Amazon Web Services – don’t do API keys input into an EC2 instance

API keys = API Key + API Secret Key

Never enter your IAM API keys into your EC2 instance. Unless you are the single user in that EC2 instance. If not, it’s like not doing yourself a favor, on the contrary.

Some words briefly about the definition of what is an EC2 instance: EC2 instance on AWS it’s a virtual machine or server. But the term “server” it’s not to be understood always as a computer on a rack of servers (typical definition when IT is on premises). A server could be also a piece of software. Many are confused about this term, so I wanted to briefly clarify.

Coming back to the main topic of this article, I was a little surprised to see that Amazon sometimes invites users to do strange things, like this one below:

Basically, they are inviting you to enter your API credentials (API Key and API Secret Key) into an EC2 instance, after AWS said it is “unable to locate credentials”. At the first sight asking this might seem logic.

Think twice. Aaaa …. no way!

Do not enter your AWS credentials using “aws configure” command because when you enter your personal details in an EC2 instance anyone else in your account could connect to that EC2 instance (either connecting using ssh or – for example – using EC2 Instance connect) and that person could retrieve the value of your credentials stored in that EC2 instance.

This is not what you want. Don’t fall that trap.

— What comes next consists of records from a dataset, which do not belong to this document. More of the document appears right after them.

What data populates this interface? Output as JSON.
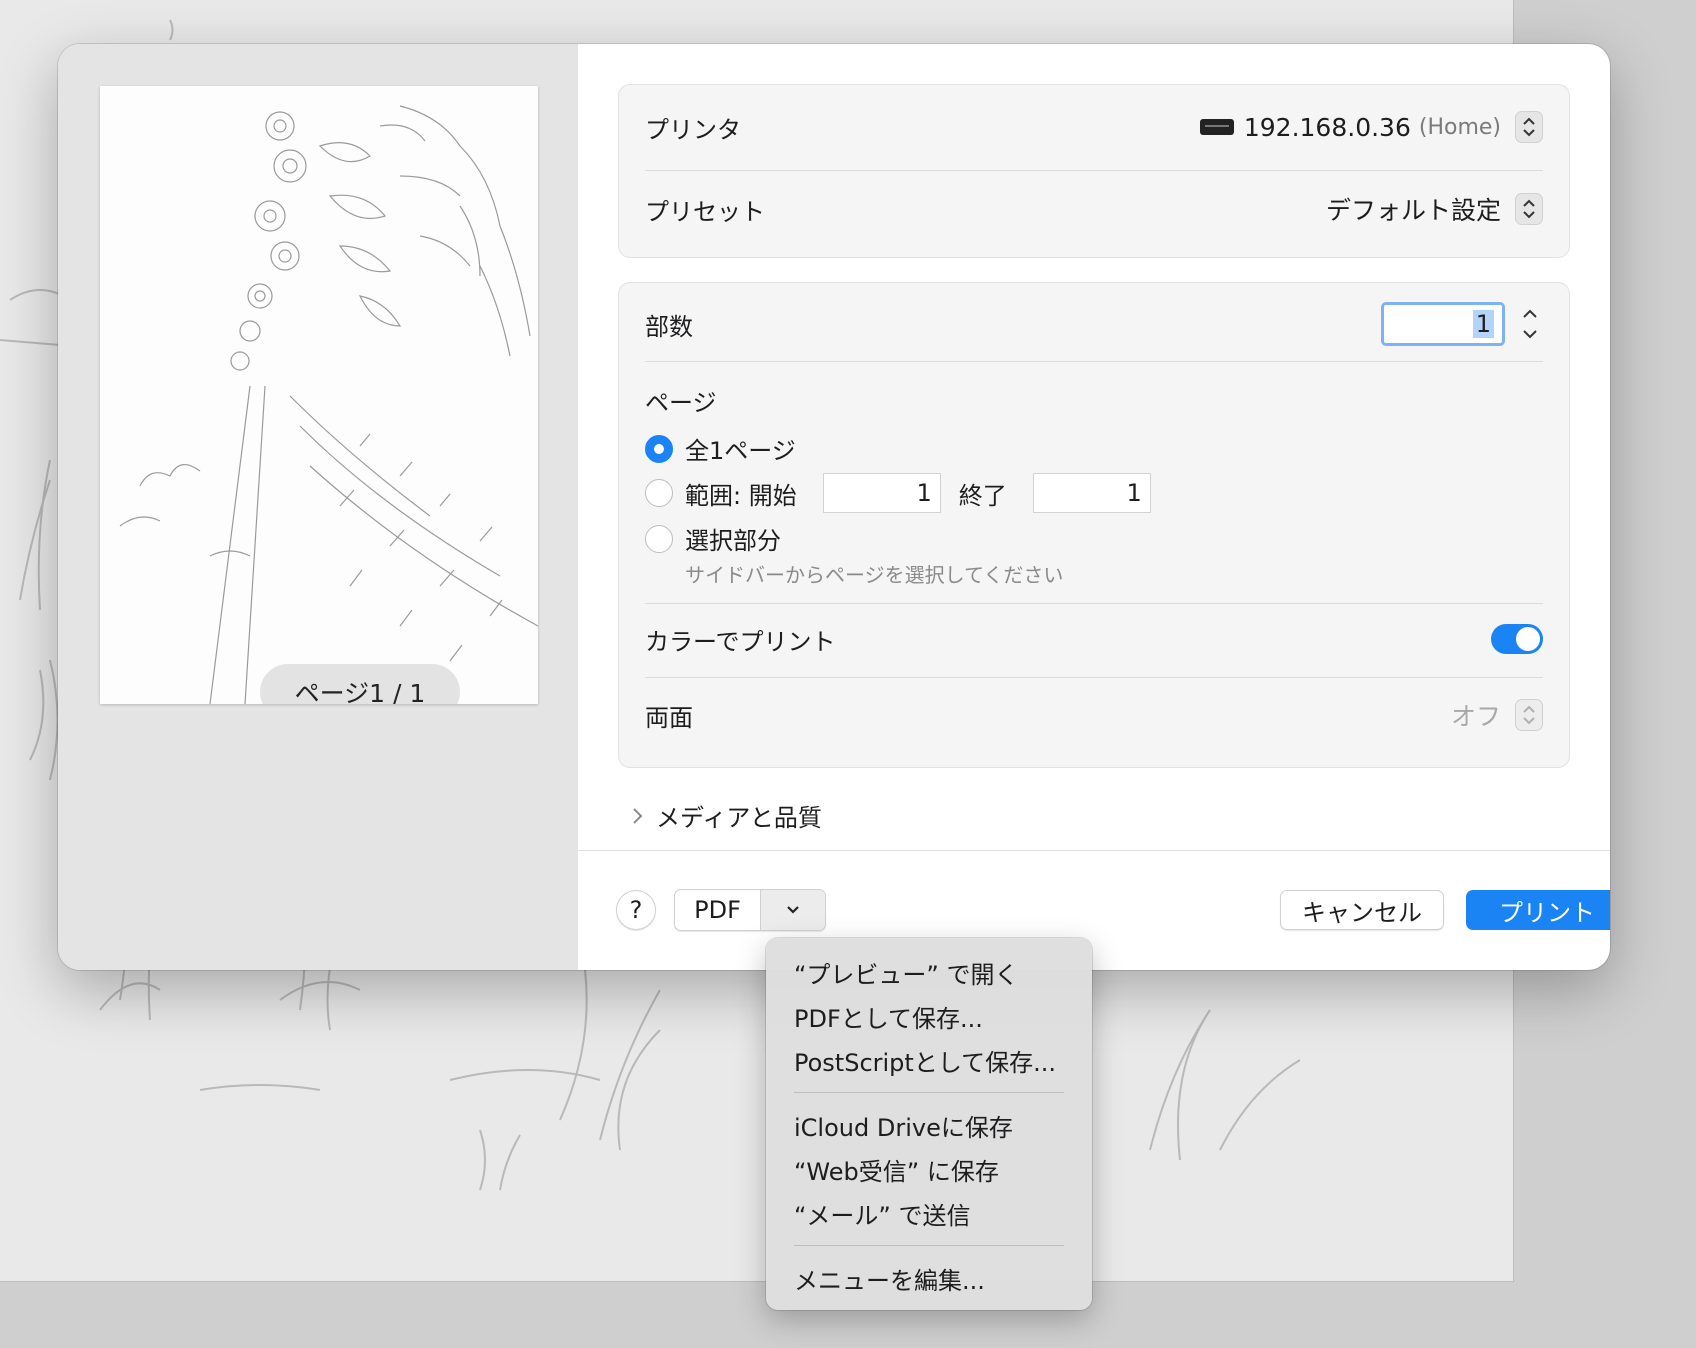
{
  "preview": {
    "page_badge": "ページ1 / 1"
  },
  "printer": {
    "label": "プリンタ",
    "value": "192.168.0.36",
    "location": "(Home)"
  },
  "preset": {
    "label": "プリセット",
    "value": "デフォルト設定"
  },
  "copies": {
    "label": "部数",
    "value": "1"
  },
  "pages": {
    "label": "ページ",
    "all_option": "全1ページ",
    "range_option": "範囲: 開始",
    "range_from": "1",
    "range_to_label": "終了",
    "range_to": "1",
    "selection_option": "選択部分",
    "selection_hint": "サイドバーからページを選択してください",
    "selected": "all"
  },
  "color": {
    "label": "カラーでプリント",
    "enabled": true
  },
  "duplex": {
    "label": "両面",
    "value": "オフ"
  },
  "media_quality": {
    "label": "メディアと品質"
  },
  "footer": {
    "help_label": "?",
    "pdf_label": "PDF",
    "cancel_label": "キャンセル",
    "print_label": "プリント"
  },
  "pdf_menu": {
    "group1": [
      "“プレビュー” で開く",
      "PDFとして保存...",
      "PostScriptとして保存..."
    ],
    "group2": [
      "iCloud Driveに保存",
      "“Web受信” に保存",
      "“メール” で送信"
    ],
    "group3": [
      "メニューを編集..."
    ]
  },
  "colors": {
    "accent": "#1a84f5",
    "sidebar_bg": "#e4e4e4",
    "group_bg": "#f5f5f5"
  }
}
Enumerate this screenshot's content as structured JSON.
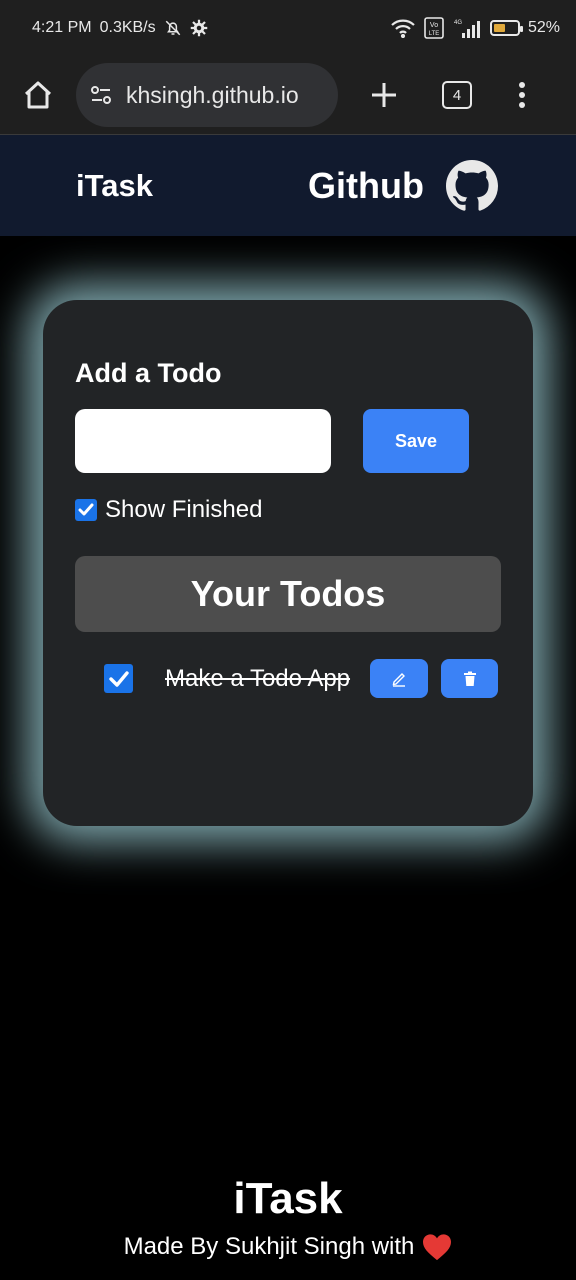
{
  "status_bar": {
    "time": "4:21 PM",
    "network_speed": "0.3KB/s",
    "network_type": "4G",
    "volte": "Vo LTE",
    "battery_percent": "52%",
    "battery_level": 0.52,
    "icons": [
      "bell-off-icon",
      "gear-icon",
      "wifi-icon",
      "volte-icon",
      "signal-icon",
      "battery-icon"
    ]
  },
  "browser": {
    "url": "khsingh.github.io",
    "tab_count": "4",
    "icons": [
      "home-icon",
      "site-settings-icon",
      "plus-icon",
      "tabs-icon",
      "menu-icon"
    ]
  },
  "nav": {
    "brand": "iTask",
    "github_label": "Github",
    "github_icon": "github-icon"
  },
  "card": {
    "add_title": "Add a Todo",
    "input_value": "",
    "input_placeholder": "",
    "save_label": "Save",
    "show_finished_label": "Show Finished",
    "show_finished_checked": true,
    "todos_title": "Your Todos",
    "todos": [
      {
        "text": "Make a Todo App",
        "completed": true
      }
    ]
  },
  "footer": {
    "brand": "iTask",
    "credit": "Made By Sukhjit Singh with"
  },
  "colors": {
    "accent": "#3b82f6",
    "checkbox": "#1a73e8",
    "nav_bg": "#111a2e",
    "card_bg": "#222426",
    "glow": "#b0e8f0",
    "header_bg": "#4d4d4d",
    "heart": "#e53935"
  }
}
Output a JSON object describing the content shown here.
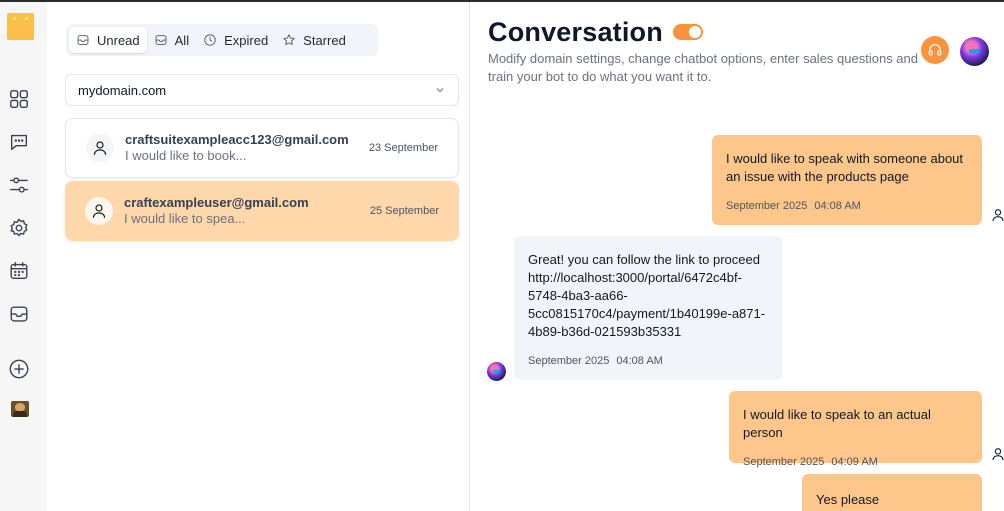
{
  "rail": {
    "items": [
      {
        "name": "dashboard-icon"
      },
      {
        "name": "chat-icon"
      },
      {
        "name": "sliders-icon"
      },
      {
        "name": "settings-icon"
      },
      {
        "name": "calendar-icon"
      },
      {
        "name": "mail-icon"
      },
      {
        "name": "add-icon"
      }
    ]
  },
  "inbox": {
    "tabs": [
      {
        "label": "Unread",
        "icon": "mail-icon",
        "active": true
      },
      {
        "label": "All",
        "icon": "mail-icon",
        "active": false
      },
      {
        "label": "Expired",
        "icon": "clock-icon",
        "active": false
      },
      {
        "label": "Starred",
        "icon": "star-icon",
        "active": false
      }
    ],
    "domain": {
      "selected": "mydomain.com"
    },
    "conversations": [
      {
        "email": "craftsuitexampleacc123@gmail.com",
        "preview": "I would like to book...",
        "date": "23 September",
        "selected": false
      },
      {
        "email": "craftexampleuser@gmail.com",
        "preview": "I would like to spea...",
        "date": "25 September",
        "selected": true
      }
    ]
  },
  "panel": {
    "title": "Conversation",
    "toggle_on": true,
    "subtitle": "Modify domain settings, change chatbot options, enter sales questions and train your bot to do what you want it to.",
    "messages": [
      {
        "role": "user",
        "lines": [
          "I would like to speak with someone about",
          "an issue with the products page"
        ],
        "date": "September 2025",
        "time": "04:08 AM"
      },
      {
        "role": "bot",
        "lines": [
          "Great! you can follow the link to proceed",
          "http://localhost:3000/portal/6472c4bf-",
          "5748-4ba3-aa66-",
          "5cc0815170c4/payment/1b40199e-a871-",
          "4b89-b36d-021593b35331"
        ],
        "date": "September 2025",
        "time": "04:08 AM"
      },
      {
        "role": "user",
        "lines": [
          "I would like to speak to an actual person"
        ],
        "date": "September 2025",
        "time": "04:09 AM"
      },
      {
        "role": "user",
        "lines": [
          "Yes please"
        ],
        "date": "",
        "time": ""
      }
    ]
  },
  "colors": {
    "accent": "#fb923c",
    "user_bubble": "#fdc68a",
    "bot_bubble": "#f1f5f9",
    "selected_card": "#fed7aa",
    "logo": "#fbbf4a"
  }
}
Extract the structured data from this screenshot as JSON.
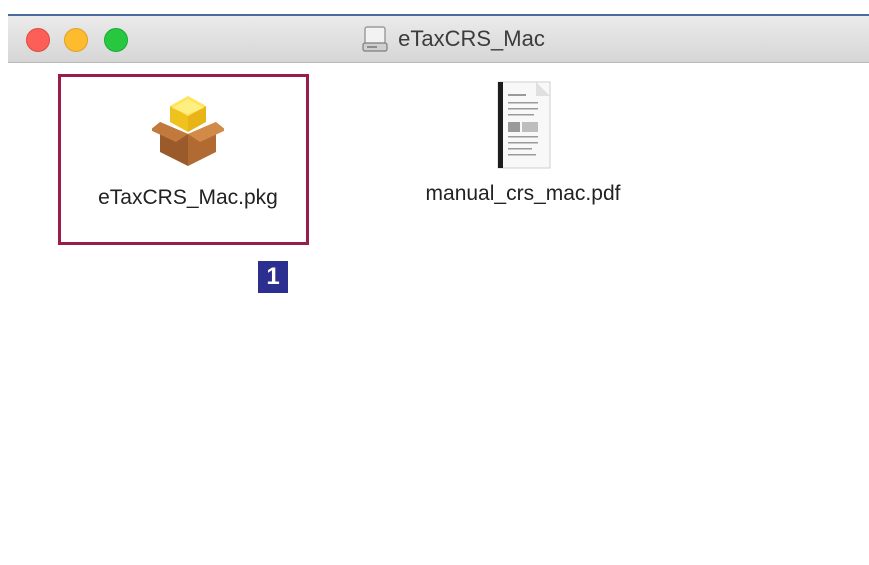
{
  "window": {
    "title": "eTaxCRS_Mac",
    "title_icon": "disk-icon"
  },
  "files": [
    {
      "name": "eTaxCRS_Mac.pkg",
      "icon": "package-icon",
      "selected": true
    },
    {
      "name": "manual_crs_mac.pdf",
      "icon": "pdf-document-icon",
      "selected": false
    }
  ],
  "annotation": {
    "step": "1",
    "highlight_color": "#9b1b4b",
    "badge_color": "#2c2f8f"
  },
  "colors": {
    "close": "#fc5f57",
    "minimize": "#fdbb2e",
    "maximize": "#27c840"
  }
}
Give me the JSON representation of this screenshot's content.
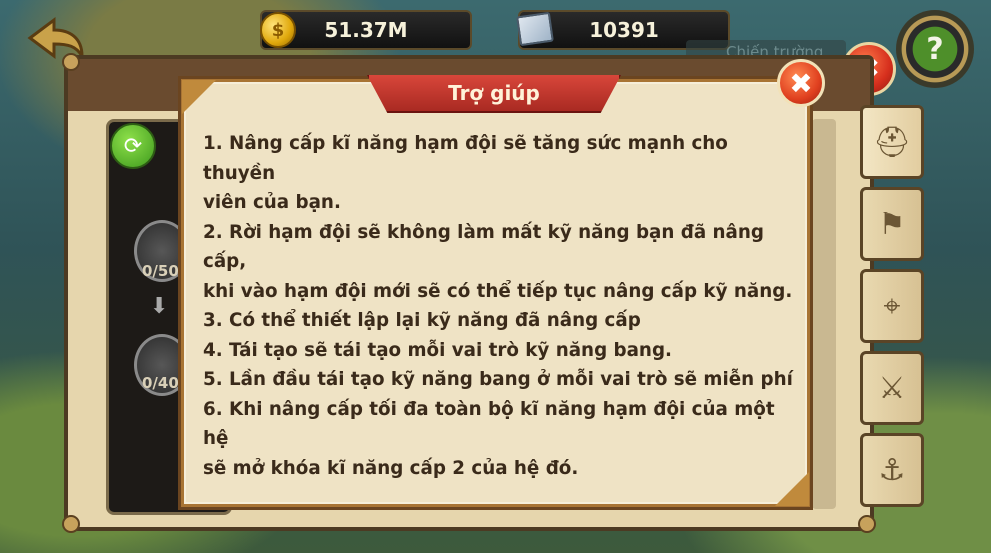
{
  "hud": {
    "gold_value": "51.37M",
    "map_value": "10391",
    "background_label": "Chiến trường",
    "help_icon": "?"
  },
  "side_panel": {
    "skill1_progress": "0/50",
    "skill2_progress": "0/40"
  },
  "tabs": [
    "helmet-icon",
    "pirate-flag-icon",
    "target-icon",
    "sword-icon",
    "anchor-icon"
  ],
  "dialog": {
    "title": "Trợ giúp",
    "lines": [
      "1. Nâng cấp kĩ năng hạm đội sẽ tăng sức mạnh cho thuyền",
      "viên của bạn.",
      "2. Rời hạm đội sẽ không làm mất kỹ năng bạn đã nâng cấp,",
      "khi vào hạm đội mới sẽ có thể tiếp tục nâng cấp kỹ năng.",
      "3. Có thể thiết lập lại kỹ năng đã nâng cấp",
      "4. Tái tạo sẽ tái tạo mỗi vai trò kỹ năng bang.",
      "5. Lần đầu tái tạo kỹ năng bang ở mỗi vai trò sẽ miễn phí",
      "6. Khi nâng cấp tối đa toàn bộ kĩ năng hạm đội của một hệ",
      "sẽ mở khóa kĩ năng cấp 2 của hệ đó."
    ]
  },
  "colors": {
    "ribbon": "#c2372c",
    "parchment": "#efe3c5",
    "text": "#3a2a1a"
  }
}
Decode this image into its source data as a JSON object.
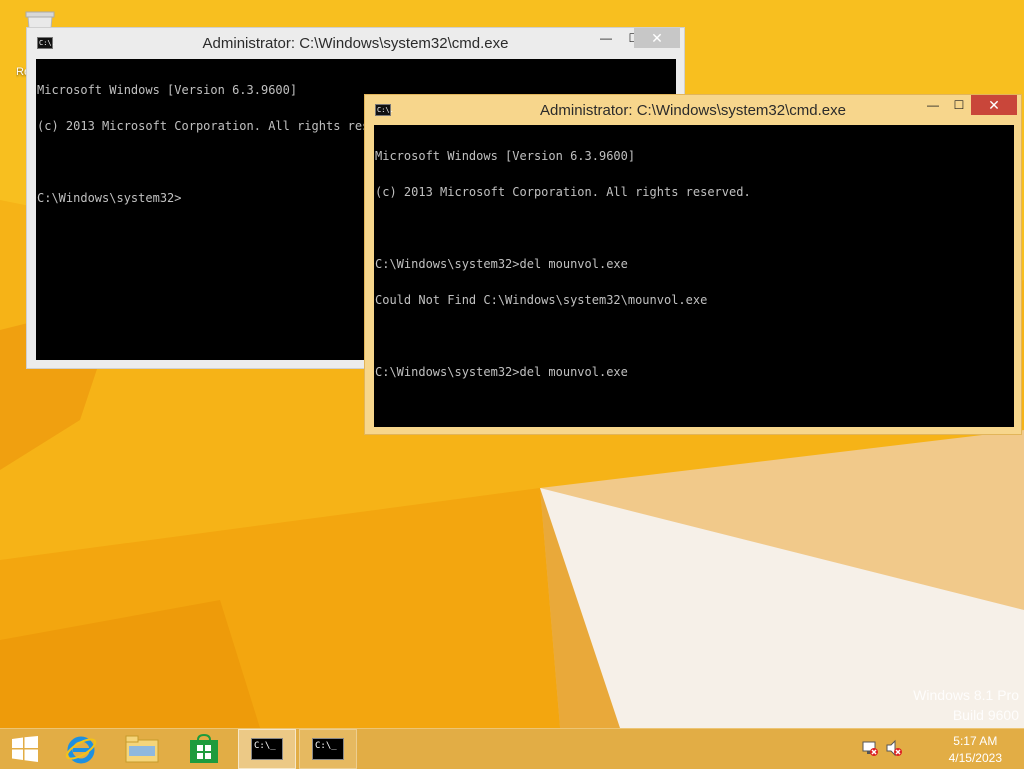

Instead, use roles (I mean IAM roles).

It seems Amazon woke up one day and realised that security bad practice and issued in its documentation a section named “Best practices for managing AWS access keys” (see the below text). So, you might want to take notice of this section (at the end of the below text there is the link to the source).

Use IAM roles instead of long-term access keys

In many scenarios, you don’t need long-term access keys that never expire (as you have with an IAM user). Instead, you can create IAM roles and generate temporary security credentials. Temporary security credentials consist of an access key ID and a secret access key, but they also include a security token that indicates when the credentials expire.

Long-term access keys, such as those associated with IAM users and AWS account root users, remain valid until you manually revoke them. However, temporary security credentials obtained through IAM roles and other features of the AWS Security Token Service expire after a short period of time. Use temporary security credentials to help reduce your risk in case credentials are accidentally exposed.
Use an IAM role and temporary security credentials in these scenarios:
You have an application or AWS CLI scripts running on an Amazon EC2 instance. Do not use access keys directly in your application. Don’t pass access keys to the application, embed them in the application, or let the application read access keys from any source. Instead, define an IAM role that has appropriate permissions for your application and launch the Amazon EC2 instance with roles for EC2.
Source: https://docs.aws.amazon.com/general/latest/gr/aws-access-keys-best-practices.html.

Others unnecessay complicate things (unless the risk is so high that you really need to complicate it as much): https://medium.com/poka-techblog/the-best-way-to-store-secrets-in-your-app-is-not-to-store-secrets-in-your-app-308a6807d3ed

As a conclusion, it seems simple and tempting to configure credentials in AWS CLI (Command Line Interface) especially when you want to get the job done quickly. But you might not want to do that. Don’t shoot yourself in the foot.